- Kultur
- Buchmesse Frankfurt/M.
Häppchen in Blau-Weiß-Rot
Frankreich als »schwer fassbares Gebilde«
Was wünschen wir uns angesichts eines Seiltänzers? Nur, dass er sich hält? Nein, meinte Paul Valéry (1871-1945), insgeheim gibt es noch einen ganz anderen Wunsch: dass er stürzen möge. Und das, so die gewagte Gedankendrehung, nicht nur aus Sensationslust. Es ist, weil die Seele fühlt, »dass der Mann stürzen wird ... Und in sich vollendet sie seinen Sturz und erwehrt sich ihrer Erregtheit ...« Ja, »manchmal erscheint uns das Dasein aller Dinge und auch unser eigenes in dieser Perspektive«.
Blau Weiß Rot. Frankreich erzählt
Hg. v. Olga Mannheimer. dtv, 349 S., br., 16,90 €
»Gleichgewicht« ist ein kurzer Text im Band »Blau Weiß Rot«, mit dem sich Olga Mannheimer eine geradezu unlösbaren Aufgabe stellte: Auf 349 Seiten wollte sie Frankreich und seine Literatur erfassen. Sicher hatte sie ein Konzept im Kopf, nach dem sie Texte von weit über 40 Autoren zusammensuchte, ein Puzzle, das wir nun zusammensetzen können.

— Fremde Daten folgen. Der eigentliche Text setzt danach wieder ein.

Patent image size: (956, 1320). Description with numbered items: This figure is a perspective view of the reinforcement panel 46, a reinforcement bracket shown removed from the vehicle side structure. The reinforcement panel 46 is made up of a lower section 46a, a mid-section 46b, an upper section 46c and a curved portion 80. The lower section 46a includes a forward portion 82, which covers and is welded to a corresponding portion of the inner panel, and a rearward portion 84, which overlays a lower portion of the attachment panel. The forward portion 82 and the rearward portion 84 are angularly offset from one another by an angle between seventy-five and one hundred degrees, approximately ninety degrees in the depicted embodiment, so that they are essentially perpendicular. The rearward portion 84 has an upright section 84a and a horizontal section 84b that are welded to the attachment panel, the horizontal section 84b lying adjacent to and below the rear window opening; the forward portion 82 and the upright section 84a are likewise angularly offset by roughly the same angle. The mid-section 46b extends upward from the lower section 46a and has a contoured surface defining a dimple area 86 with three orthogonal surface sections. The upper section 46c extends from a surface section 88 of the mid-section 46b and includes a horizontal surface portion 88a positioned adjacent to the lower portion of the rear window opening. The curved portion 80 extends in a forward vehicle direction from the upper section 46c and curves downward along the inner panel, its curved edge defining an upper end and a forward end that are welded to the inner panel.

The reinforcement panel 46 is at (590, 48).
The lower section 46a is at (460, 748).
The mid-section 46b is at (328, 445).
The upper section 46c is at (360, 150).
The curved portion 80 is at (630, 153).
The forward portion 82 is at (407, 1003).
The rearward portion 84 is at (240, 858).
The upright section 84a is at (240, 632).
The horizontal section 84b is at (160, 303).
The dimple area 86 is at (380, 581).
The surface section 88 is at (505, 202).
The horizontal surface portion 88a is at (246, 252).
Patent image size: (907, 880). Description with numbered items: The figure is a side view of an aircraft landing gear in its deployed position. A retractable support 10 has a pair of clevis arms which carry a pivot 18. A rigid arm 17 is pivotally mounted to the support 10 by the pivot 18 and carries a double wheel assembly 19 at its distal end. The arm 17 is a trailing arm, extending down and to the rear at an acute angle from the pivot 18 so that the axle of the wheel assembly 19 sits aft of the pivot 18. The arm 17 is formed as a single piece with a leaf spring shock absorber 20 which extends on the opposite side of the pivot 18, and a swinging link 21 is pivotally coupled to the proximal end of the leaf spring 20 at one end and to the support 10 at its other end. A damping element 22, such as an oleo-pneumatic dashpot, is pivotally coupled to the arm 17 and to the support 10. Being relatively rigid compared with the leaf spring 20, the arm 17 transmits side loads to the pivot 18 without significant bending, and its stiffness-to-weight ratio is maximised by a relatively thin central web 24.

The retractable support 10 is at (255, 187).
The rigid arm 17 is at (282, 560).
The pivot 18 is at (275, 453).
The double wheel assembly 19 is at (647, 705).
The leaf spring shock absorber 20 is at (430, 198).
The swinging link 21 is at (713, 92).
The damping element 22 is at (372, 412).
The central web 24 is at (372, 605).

Es sollten wichtige Namen dabei sein - von Charles Baudelaire bis Roland Barthes, von Choderlos de Laclos bis Didier Eribon - was für ein Spagat! -, von den Nobelpreisträgern J.M.G. Le Clézio und Patrick Modiano bis zum wunderbar ironischen Sempé. Michel Houellebecq durfte auch nicht fehlen, hier sogar mit bisher unveröffentlichten Texten.
Beginnend mit dem Eiffelturm, sollte von vielerlei die Rede sein: vom jeweiligen Aufwachsen der Autoren an unterschiedlichen Orten, vom Literaturbetrieb, von der Fabrikarbeit, dem Begriff der Nation, von »Charlie Hebdo«, dem Terrorismus, dem Zauber des nächtlichen Paris ...
Zugegeben: Texte im Ganzen habe ich lieber. Vielleicht wird dtv beim nächsten Messethema einen Erzählungsband herausbringen. Aber Frankreich - es geht ja um die ganze französischsprachige Welt - war zu monumental dafür. So ziehe ich den Hut vor der Herausgeberin, wie sie aus so vielen Werken - Romanen, Erzählungen, Chansons, Briefen, Dramen, Glossen, Interviews, Tagebüchern, Reflexionen und Erfahrungsberichten - passende »Stellen« heraussuchte. Was für ein riesiges Unterfangen, dem man mit eiliger Lektüre nicht gerecht werden kann. Nein, das Buch will Ruhe und Aufmerksamkeit für Einzelheiten, will häppchenweise genossen werden, sodass Appetit auf mehr entsteht.